Dans ma partie est, faite de briques rouges, habite Ferdinand, seul maintenant ; il a tant d'années qu'il ne les additionne plus. Le savez-vous, je l'ai vu naître et il doit bien avoir 70 ans ou plus, je ne sais pas compter ; enfin il me semble que c'est encore jeune pour notre époque. Les enfants sont partis à la ville, il n'y a plus de cris autour de la maison, plus de rires étouffés dans le foin ; les tracteurs se sont tus, le fourneau reste trop souvent bien froid.

A côté, dans la dernière maison du village, vit Zozote, enfin c'est ainsi que tout le monde la surnomme, au point d'en avoir oublié son nom de baptême, parce qu'elle zézaie un peu. Garnements qu'étaient alors Ferdinand et ses copains, ils en riaient, se moquant ouvertement d'elle, alors que leurs aînés chuchotaient entre eux qu'elle devait être un peu « retardée ».

Faisant des va-et-vient incessants dans les escaliers, arpentant ma grange vide, regardant tristement son jardin potager où subsistent quelques poireaux jaunis et deux choux levés, Ferdinand me fait de la peine ; il doit se demander que faire de sa vie si solitaire.

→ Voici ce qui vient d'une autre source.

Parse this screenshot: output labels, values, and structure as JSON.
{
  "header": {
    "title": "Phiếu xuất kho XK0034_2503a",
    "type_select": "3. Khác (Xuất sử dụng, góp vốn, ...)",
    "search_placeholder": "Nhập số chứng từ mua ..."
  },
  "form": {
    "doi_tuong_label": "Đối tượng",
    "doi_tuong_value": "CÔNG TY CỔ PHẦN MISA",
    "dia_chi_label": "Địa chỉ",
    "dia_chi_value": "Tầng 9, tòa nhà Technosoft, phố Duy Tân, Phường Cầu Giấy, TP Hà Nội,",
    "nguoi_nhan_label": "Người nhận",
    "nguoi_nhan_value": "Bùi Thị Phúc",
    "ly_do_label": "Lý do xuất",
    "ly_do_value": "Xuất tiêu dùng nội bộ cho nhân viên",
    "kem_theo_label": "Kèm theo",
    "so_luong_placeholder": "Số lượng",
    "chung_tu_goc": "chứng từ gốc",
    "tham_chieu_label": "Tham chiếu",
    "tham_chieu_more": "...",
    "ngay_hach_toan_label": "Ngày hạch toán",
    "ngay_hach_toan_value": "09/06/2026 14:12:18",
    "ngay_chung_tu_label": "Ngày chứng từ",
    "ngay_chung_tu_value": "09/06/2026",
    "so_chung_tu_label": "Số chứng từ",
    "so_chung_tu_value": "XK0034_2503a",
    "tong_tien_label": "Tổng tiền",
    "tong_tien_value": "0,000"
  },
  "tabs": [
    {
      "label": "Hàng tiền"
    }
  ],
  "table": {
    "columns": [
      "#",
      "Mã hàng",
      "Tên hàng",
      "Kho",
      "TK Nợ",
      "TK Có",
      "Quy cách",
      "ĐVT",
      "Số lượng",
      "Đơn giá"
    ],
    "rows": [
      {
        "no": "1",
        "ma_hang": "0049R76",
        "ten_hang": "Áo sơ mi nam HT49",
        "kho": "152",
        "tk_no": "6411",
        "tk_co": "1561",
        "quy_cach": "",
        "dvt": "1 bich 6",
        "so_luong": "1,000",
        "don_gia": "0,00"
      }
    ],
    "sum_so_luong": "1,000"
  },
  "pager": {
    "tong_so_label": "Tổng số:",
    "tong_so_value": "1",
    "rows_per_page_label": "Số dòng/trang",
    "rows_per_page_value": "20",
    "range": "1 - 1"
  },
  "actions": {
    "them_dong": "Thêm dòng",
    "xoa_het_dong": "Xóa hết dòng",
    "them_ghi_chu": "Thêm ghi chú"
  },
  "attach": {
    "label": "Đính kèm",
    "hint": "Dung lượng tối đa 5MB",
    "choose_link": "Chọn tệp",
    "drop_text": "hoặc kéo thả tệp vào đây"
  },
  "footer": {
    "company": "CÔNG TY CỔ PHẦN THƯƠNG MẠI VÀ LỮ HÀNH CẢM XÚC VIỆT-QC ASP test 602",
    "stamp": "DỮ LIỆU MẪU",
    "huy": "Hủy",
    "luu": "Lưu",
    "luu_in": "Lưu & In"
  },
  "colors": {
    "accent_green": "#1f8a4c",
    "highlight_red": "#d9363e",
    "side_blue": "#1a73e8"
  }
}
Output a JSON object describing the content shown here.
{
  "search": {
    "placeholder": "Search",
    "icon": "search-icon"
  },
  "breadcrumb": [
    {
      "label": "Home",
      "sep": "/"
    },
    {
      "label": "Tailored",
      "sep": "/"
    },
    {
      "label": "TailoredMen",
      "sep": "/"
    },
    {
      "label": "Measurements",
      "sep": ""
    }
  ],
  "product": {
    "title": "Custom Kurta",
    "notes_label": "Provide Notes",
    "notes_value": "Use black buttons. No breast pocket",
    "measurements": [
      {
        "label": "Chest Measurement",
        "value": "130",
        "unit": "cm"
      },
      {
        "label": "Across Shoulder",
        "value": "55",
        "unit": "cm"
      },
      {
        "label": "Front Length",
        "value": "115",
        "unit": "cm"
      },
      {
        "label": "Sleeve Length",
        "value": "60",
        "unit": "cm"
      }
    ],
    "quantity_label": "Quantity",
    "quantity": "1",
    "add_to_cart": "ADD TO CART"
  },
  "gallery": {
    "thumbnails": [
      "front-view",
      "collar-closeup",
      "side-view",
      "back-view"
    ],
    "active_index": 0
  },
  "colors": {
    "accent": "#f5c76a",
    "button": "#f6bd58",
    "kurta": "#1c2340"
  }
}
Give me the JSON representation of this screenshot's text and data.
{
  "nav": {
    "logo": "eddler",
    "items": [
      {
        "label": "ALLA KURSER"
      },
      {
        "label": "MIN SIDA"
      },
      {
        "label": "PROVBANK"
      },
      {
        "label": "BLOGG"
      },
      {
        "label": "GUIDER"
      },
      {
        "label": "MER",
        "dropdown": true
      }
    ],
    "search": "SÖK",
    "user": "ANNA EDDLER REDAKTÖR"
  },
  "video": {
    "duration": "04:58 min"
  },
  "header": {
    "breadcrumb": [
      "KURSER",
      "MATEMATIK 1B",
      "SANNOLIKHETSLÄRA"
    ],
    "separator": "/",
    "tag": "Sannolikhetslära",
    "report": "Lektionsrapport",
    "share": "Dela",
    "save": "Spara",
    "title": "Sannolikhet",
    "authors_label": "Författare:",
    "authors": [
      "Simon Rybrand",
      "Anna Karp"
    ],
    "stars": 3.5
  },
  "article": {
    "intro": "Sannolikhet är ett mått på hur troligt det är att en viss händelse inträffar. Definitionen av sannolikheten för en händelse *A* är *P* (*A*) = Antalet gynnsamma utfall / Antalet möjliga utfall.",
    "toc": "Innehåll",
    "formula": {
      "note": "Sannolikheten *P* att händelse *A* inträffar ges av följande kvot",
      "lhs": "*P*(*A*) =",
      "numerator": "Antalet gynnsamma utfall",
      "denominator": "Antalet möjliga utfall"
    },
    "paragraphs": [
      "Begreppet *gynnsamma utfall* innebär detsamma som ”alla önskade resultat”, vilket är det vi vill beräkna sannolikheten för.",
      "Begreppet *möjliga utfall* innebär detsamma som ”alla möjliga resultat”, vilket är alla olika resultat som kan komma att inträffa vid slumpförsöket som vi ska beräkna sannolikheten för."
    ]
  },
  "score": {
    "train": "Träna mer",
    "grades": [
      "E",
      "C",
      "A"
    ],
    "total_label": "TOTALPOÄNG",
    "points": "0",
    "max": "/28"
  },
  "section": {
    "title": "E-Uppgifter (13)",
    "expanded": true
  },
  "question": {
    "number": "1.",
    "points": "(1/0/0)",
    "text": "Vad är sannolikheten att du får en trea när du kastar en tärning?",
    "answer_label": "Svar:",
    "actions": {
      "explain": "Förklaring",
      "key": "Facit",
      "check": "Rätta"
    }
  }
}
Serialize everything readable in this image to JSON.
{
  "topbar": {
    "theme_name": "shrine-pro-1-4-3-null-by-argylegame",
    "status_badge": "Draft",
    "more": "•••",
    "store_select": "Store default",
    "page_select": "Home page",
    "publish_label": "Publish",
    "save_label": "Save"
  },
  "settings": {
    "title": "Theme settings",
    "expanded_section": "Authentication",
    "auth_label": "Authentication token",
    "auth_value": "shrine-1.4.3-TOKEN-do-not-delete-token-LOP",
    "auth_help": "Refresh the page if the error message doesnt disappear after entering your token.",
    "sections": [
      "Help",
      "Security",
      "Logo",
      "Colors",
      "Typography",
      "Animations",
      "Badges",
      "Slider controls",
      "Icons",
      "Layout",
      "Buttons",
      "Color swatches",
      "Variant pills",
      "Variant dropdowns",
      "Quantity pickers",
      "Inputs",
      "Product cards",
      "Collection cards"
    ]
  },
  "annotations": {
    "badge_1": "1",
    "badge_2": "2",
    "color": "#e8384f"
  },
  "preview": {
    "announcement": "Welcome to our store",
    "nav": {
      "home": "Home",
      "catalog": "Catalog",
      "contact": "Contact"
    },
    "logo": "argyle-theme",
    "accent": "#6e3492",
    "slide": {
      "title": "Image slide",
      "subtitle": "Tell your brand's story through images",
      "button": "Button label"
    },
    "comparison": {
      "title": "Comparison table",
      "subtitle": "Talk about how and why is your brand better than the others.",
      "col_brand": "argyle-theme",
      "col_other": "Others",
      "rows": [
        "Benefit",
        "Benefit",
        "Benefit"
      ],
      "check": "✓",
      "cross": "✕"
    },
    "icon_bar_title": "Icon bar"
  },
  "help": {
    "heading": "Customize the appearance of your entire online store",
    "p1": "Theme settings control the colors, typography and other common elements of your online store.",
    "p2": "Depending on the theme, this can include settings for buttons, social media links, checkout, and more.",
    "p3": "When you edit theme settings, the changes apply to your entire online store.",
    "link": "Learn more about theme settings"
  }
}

De tous mes yeux en façade, je le vois jeter un coup d'oeil d'abord indifférent à sa voisine la Zozote, puis s'attarder, prenant soudainement conscience qu'elle bêche son potager. Il y remarque de grosses tomates murissantes, une alignée de haricots, de si belles salades. Puis des yeux, lentement, il parcourt, comme pour la première fois, les lézardes dans les murs, le toit dangereusement incliné, les fenêtres de guingois de cette vieille maison qu'elle habite, si près de la sienne.

Une lueur de joie subite a dû le visiter, me dis-je, car aujourd'hui je les observe, lui, serrant sa main à elle dans la sienne, tous deux faisant le tour de mes communs, se disant enchantés par ma solidité, ma vastitude, mon confort et je les vois monter les escaliers et disparaître dans mon intérieur.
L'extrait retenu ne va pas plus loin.